Google and ProPublica have teamed up to document hate crime in America
Hate crime seems to be a recurring feature of 2017. Terrorism and issues with equality have infiltrated social media. Given this pattern, Google News Lab has teamed up with ProPublica, an independent journalism platform, to track the coverage of these crimes across the internet.
The software, called the Documenting Hate News Index, is a machine-learning based tool. It lists media reports from Google News. Topics include hate crime, racism and discrimination. Data from February 2017 is accessible on the site, in chronological order from newest to oldest.
Information is also sorted using a frequency algorithm. The tool collects the most used keywords and presents them in a cloud for users to sort through. The larger the font, the more mentions a particular keyword has. Not surprisingly, Donald Trump has earned himself a spot at the top of the list.
The index collects results from Google News. The text is then filtered through a language analysis. It extracts information about geographic location and context.
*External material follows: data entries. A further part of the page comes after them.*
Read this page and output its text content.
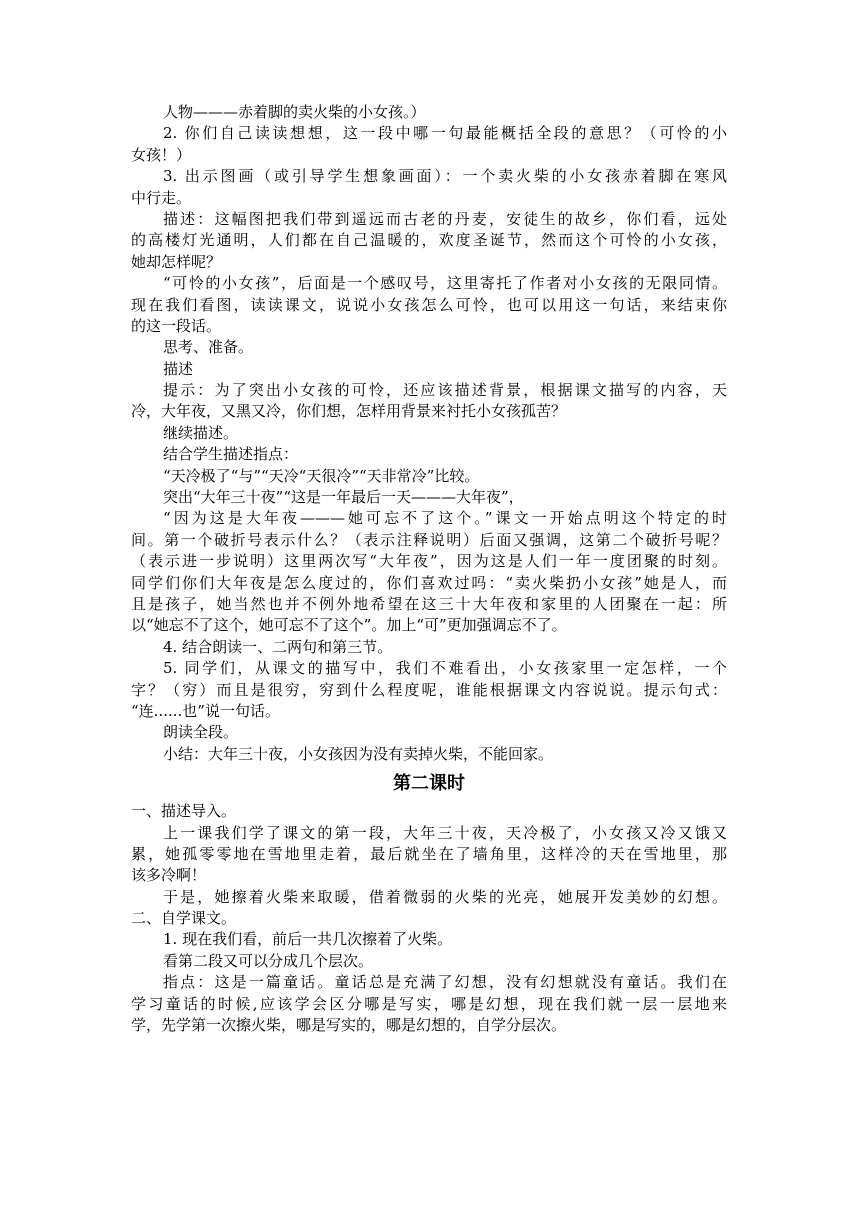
人物———赤着脚的卖火柴的小女孩。）
2. 你们自己读读想想，这一段中哪一句最能概括全段的意思？（可怜的小
女孩！）
3. 出示图画（或引导学生想象画面）：一个卖火柴的小女孩赤着脚在寒风
中行走。
描述：这幅图把我们带到遥远而古老的丹麦，安徒生的故乡，你们看，远处
的高楼灯光通明，人们都在自己温暖的，欢度圣诞节，然而这个可怜的小女孩，
她却怎样呢？
“可怜的小女孩”，后面是一个感叹号，这里寄托了作者对小女孩的无限同情。
现在我们看图，读读课文，说说小女孩怎么可怜，也可以用这一句话，来结束你
的这一段话。
思考、准备。
描述
提示：为了突出小女孩的可怜，还应该描述背景，根据课文描写的内容，天
冷，大年夜，又黑又冷，你们想，怎样用背景来衬托小女孩孤苦？
继续描述。
结合学生描述指点：
“天冷极了“与”“天冷“天很冷”“天非常冷”比较。
突出“大年三十夜”“这是一年最后一天———大年夜”，
“因为这是大年夜———她可忘不了这个。”课文一开始点明这个特定的时
间。第一个破折号表示什么？（表示注释说明）后面又强调，这第二个破折号呢？
（表示进一步说明）这里两次写“大年夜”，因为这是人们一年一度团聚的时刻。
同学们你们大年夜是怎么度过的，你们喜欢过吗：“卖火柴扔小女孩”她是人，而
且是孩子，她当然也并不例外地希望在这三十大年夜和家里的人团聚在一起：所
以“她忘不了这个，她可忘不了这个”。加上“可”更加强调忘不了。
4. 结合朗读一、二两句和第三节。
5. 同学们，从课文的描写中，我们不难看出，小女孩家里一定怎样，一个
字？（穷）而且是很穷，穷到什么程度呢，谁能根据课文内容说说。提示句式：
“连......也”说一句话。
朗读全段。
小结：大年三十夜，小女孩因为没有卖掉火柴，不能回家。
第二课时
一、描述导入。
上一课我们学了课文的第一段，大年三十夜，天冷极了，小女孩又冷又饿又
累，她孤零零地在雪地里走着，最后就坐在了墙角里，这样冷的天在雪地里，那
该多冷啊！
于是，她擦着火柴来取暖，借着微弱的火柴的光亮，她展开发美妙的幻想。
二、自学课文。
1. 现在我们看，前后一共几次擦着了火柴。
看第二段又可以分成几个层次。
指点：这是一篇童话。童话总是充满了幻想，没有幻想就没有童话。我们在
学习童话的时候,应该学会区分哪是写实，哪是幻想，现在我们就一层一层地来
学，先学第一次擦火柴，哪是写实的，哪是幻想的，自学分层次。
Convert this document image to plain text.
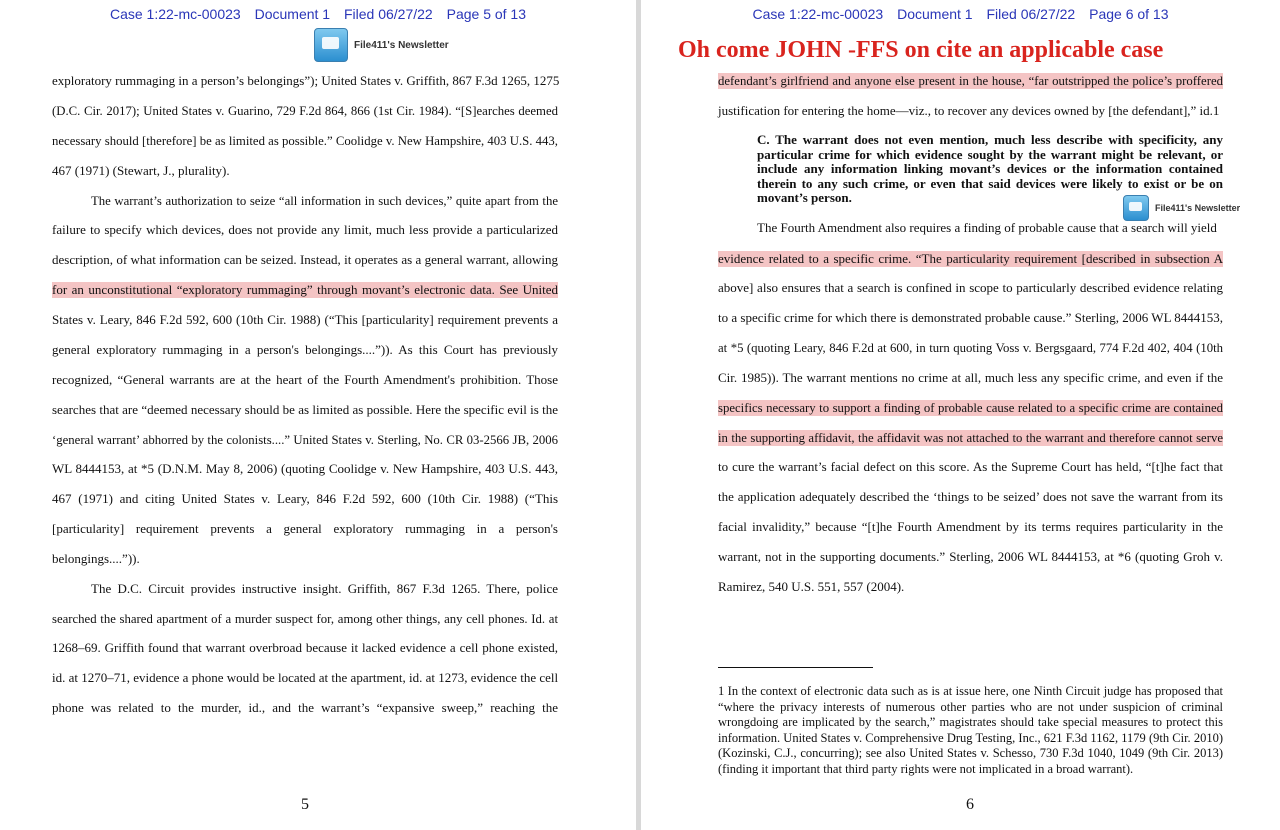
Case 1:22-mc-00023 Document 1 Filed 06/27/22 Page 5 of 13
File411's Newsletter
exploratory rummaging in a person’s belongings”); United States v. Griffith, 867 F.3d 1265, 1275
(D.C. Cir. 2017); United States v. Guarino, 729 F.2d 864, 866 (1st Cir. 1984). “[S]earches deemed
necessary should [therefore] be as limited as possible.” Coolidge v. New Hampshire, 403 U.S. 443,
467 (1971) (Stewart, J., plurality).
The warrant’s authorization to seize “all information in such devices,” quite apart from the
failure to specify which devices, does not provide any limit, much less provide a particularized
description, of what information can be seized. Instead, it operates as a general warrant, allowing
for an unconstitutional “exploratory rummaging” through movant’s electronic data. See United
States v. Leary, 846 F.2d 592, 600 (10th Cir. 1988) (“This [particularity] requirement prevents a
general exploratory rummaging in a person's belongings....”)). As this Court has previously
recognized, “General warrants are at the heart of the Fourth Amendment's prohibition. Those
searches that are “deemed necessary should be as limited as possible. Here the specific evil is the
‘general warrant’ abhorred by the colonists....” United States v. Sterling, No. CR 03-2566 JB, 2006
WL 8444153, at *5 (D.N.M. May 8, 2006) (quoting Coolidge v. New Hampshire, 403 U.S. 443,
467 (1971) and citing United States v. Leary, 846 F.2d 592, 600 (10th Cir. 1988) (“This
[particularity] requirement prevents a general exploratory rummaging in a person's
belongings....”)).
The D.C. Circuit provides instructive insight. Griffith, 867 F.3d 1265. There, police
searched the shared apartment of a murder suspect for, among other things, any cell phones. Id. at
1268–69. Griffith found that warrant overbroad because it lacked evidence a cell phone existed,
id. at 1270–71, evidence a phone would be located at the apartment, id. at 1273, evidence the cell
phone was related to the murder, id., and the warrant’s “expansive sweep,” reaching the
5
Case 1:22-mc-00023 Document 1 Filed 06/27/22 Page 6 of 13
Oh come JOHN -FFS on cite an applicable case
defendant’s girlfriend and anyone else present in the house, “far outstripped the police’s proffered
justification for entering the home—viz., to recover any devices owned by [the defendant],” id.1
C. The warrant does not even mention, much less describe with specificity, any particular crime for which evidence sought by the warrant might be relevant, or include any information linking movant’s devices or the information contained therein to any such crime, or even that said devices were likely to exist or be on movant’s person.
File411's Newsletter
The Fourth Amendment also requires a finding of probable cause that a search will yield
evidence related to a specific crime. “The particularity requirement [described in subsection A
above] also ensures that a search is confined in scope to particularly described evidence relating
to a specific crime for which there is demonstrated probable cause.” Sterling, 2006 WL 8444153,
at *5 (quoting Leary, 846 F.2d at 600, in turn quoting Voss v. Bergsgaard, 774 F.2d 402, 404 (10th
Cir. 1985)). The warrant mentions no crime at all, much less any specific crime, and even if the
specifics necessary to support a finding of probable cause related to a specific crime are contained
in the supporting affidavit, the affidavit was not attached to the warrant and therefore cannot serve
to cure the warrant’s facial defect on this score. As the Supreme Court has held, “[t]he fact that
the application adequately described the ‘things to be seized’ does not save the warrant from its
facial invalidity,” because “[t]he Fourth Amendment by its terms requires particularity in the
warrant, not in the supporting documents.” Sterling, 2006 WL 8444153, at *6 (quoting Groh v.
Ramirez, 540 U.S. 551, 557 (2004).
1 In the context of electronic data such as is at issue here, one Ninth Circuit judge has proposed that “where the privacy interests of numerous other parties who are not under suspicion of criminal wrongdoing are implicated by the search,” magistrates should take special measures to protect this information. United States v. Comprehensive Drug Testing, Inc., 621 F.3d 1162, 1179 (9th Cir. 2010) (Kozinski, C.J., concurring); see also United States v. Schesso, 730 F.3d 1040, 1049 (9th Cir. 2013) (finding it important that third party rights were not implicated in a broad warrant).
6
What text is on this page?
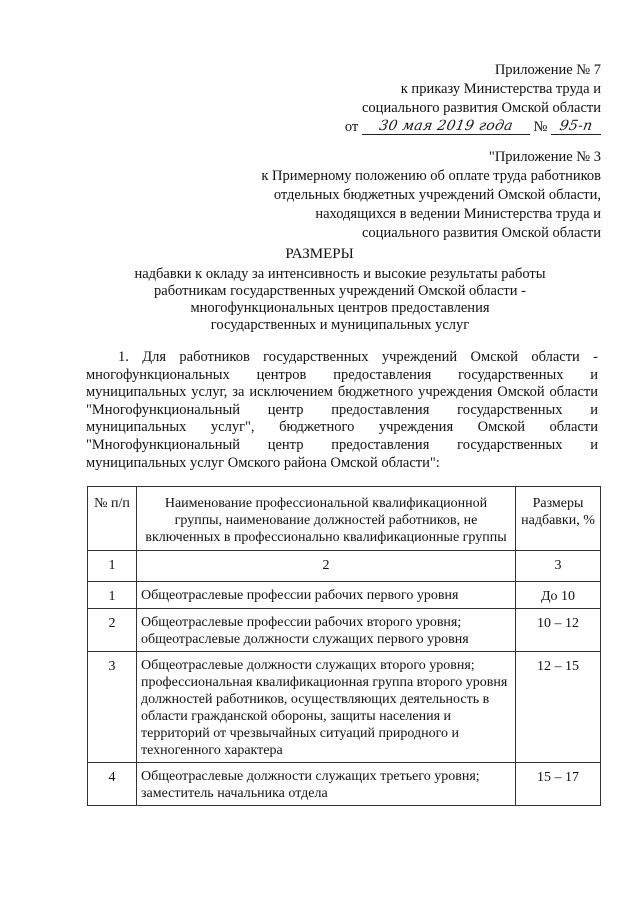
Приложение № 7
к приказу Министерства труда и
социального развития Омской области
от	30 мая 2019 года	№ 95-п
"Приложение № 3
к Примерному положению об оплате труда работников
отдельных бюджетных учреждений Омской области,
находящихся в ведении Министерства труда и
социального развития Омской области
РАЗМЕРЫ
надбавки к окладу за интенсивность и высокие результаты работы
работникам государственных учреждений Омской области -
многофункциональных центров предоставления
государственных и муниципальных услуг

1. Для работников государственных учреждений Омской области - многофункциональных центров предоставления государственных и муниципальных услуг, за исключением бюджетного учреждения Омской области "Многофункциональный центр предоставления государственных и муниципальных услуг", бюджетного учреждения Омской области "Многофункциональный центр предоставления государственных и муниципальных услуг Омского района Омской области":

№ п/п	Наименование профессиональной квалификационной группы, наименование должностей работников, не включенных в профессионально квалификационные группы	Размеры надбавки, %
1	2	3
1	Общеотраслевые профессии рабочих первого уровня	До 10
2	Общеотраслевые профессии рабочих второго уровня; общеотраслевые должности служащих первого уровня	10 – 12
3	Общеотраслевые должности служащих второго уровня; профессиональная квалификационная группа второго уровня должностей работников, осуществляющих деятельность в области гражданской обороны, защиты населения и территорий от чрезвычайных ситуаций природного и техногенного характера	12 – 15
4	Общеотраслевые должности служащих третьего уровня; заместитель начальника отдела	15 – 17
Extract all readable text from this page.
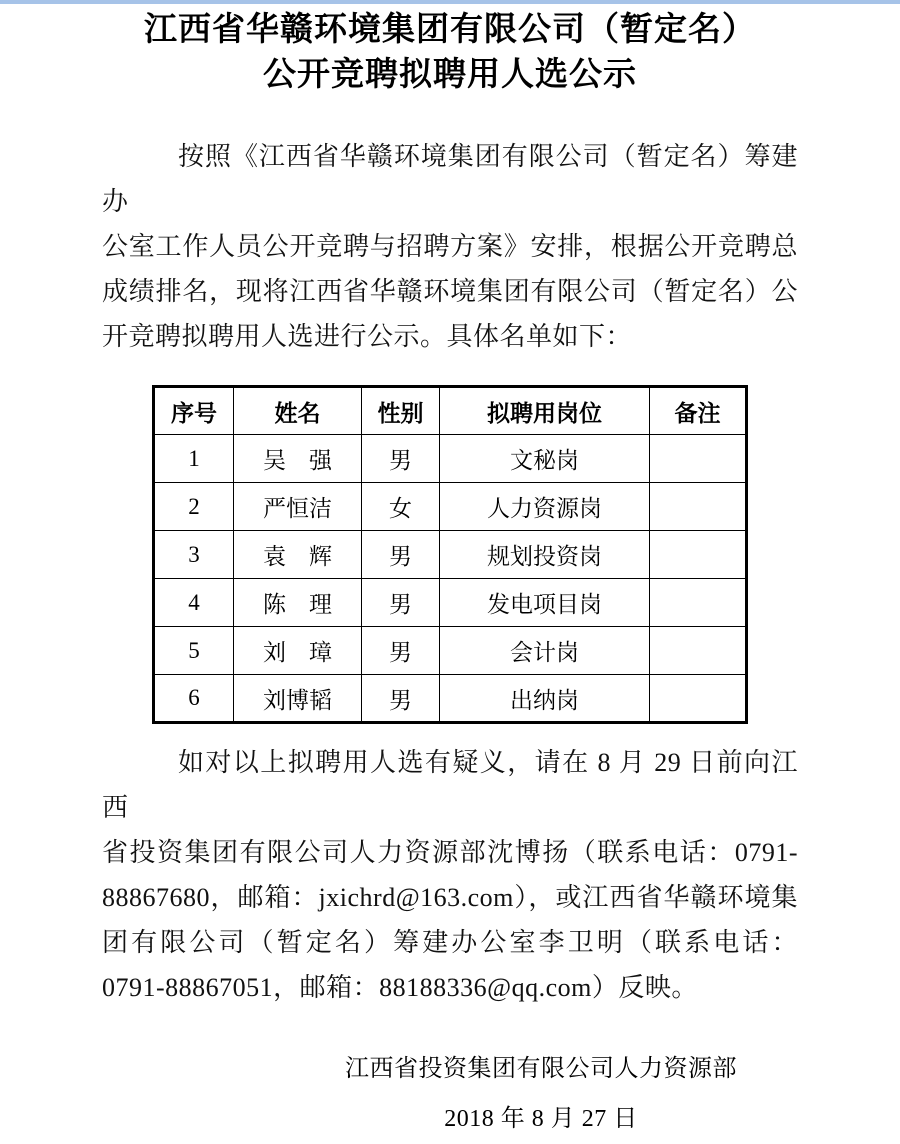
江西省华赣环境集团有限公司（暂定名）
公开竞聘拟聘用人选公示

按照《江西省华赣环境集团有限公司（暂定名）筹建办

公室工作人员公开竞聘与招聘方案》安排，根据公开竞聘总

成绩排名，现将江西省华赣环境集团有限公司（暂定名）公

开竞聘拟聘用人选进行公示。具体名单如下：

序号	姓名	性别	拟聘用岗位	备注
1	吴　强	男	文秘岗	
2	严恒洁	女	人力资源岗	
3	袁　辉	男	规划投资岗	
4	陈　理	男	发电项目岗	
5	刘　璋	男	会计岗	
6	刘博韬	男	出纳岗	

如对以上拟聘用人选有疑义，请在 8 月 29 日前向江西

省投资集团有限公司人力资源部沈博扬（联系电话：0791-

88867680，邮箱：jxichrd@163.com），或江西省华赣环境集

团有限公司（暂定名）筹建办公室李卫明（联系电话：

0791-88867051，邮箱：88188336@qq.com）反映。

江西省投资集团有限公司人力资源部

2018 年 8 月 27 日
Relevant content is extracted, updated and added to the database every day. Given that earlier this year, Google Maps was revealed to be tracking our location even when our data was off. Tracking crime is a much more needed, and ethical venture.
Google called the project a ‘starting point’ for both the study and documentation of hate crime. Although offences at the federal level are required to be reported, lower levels of government and law enforcement seem to struggle to report hate crime issues.
At this stage, hate crime news will only be tracked across America – but it’s a start.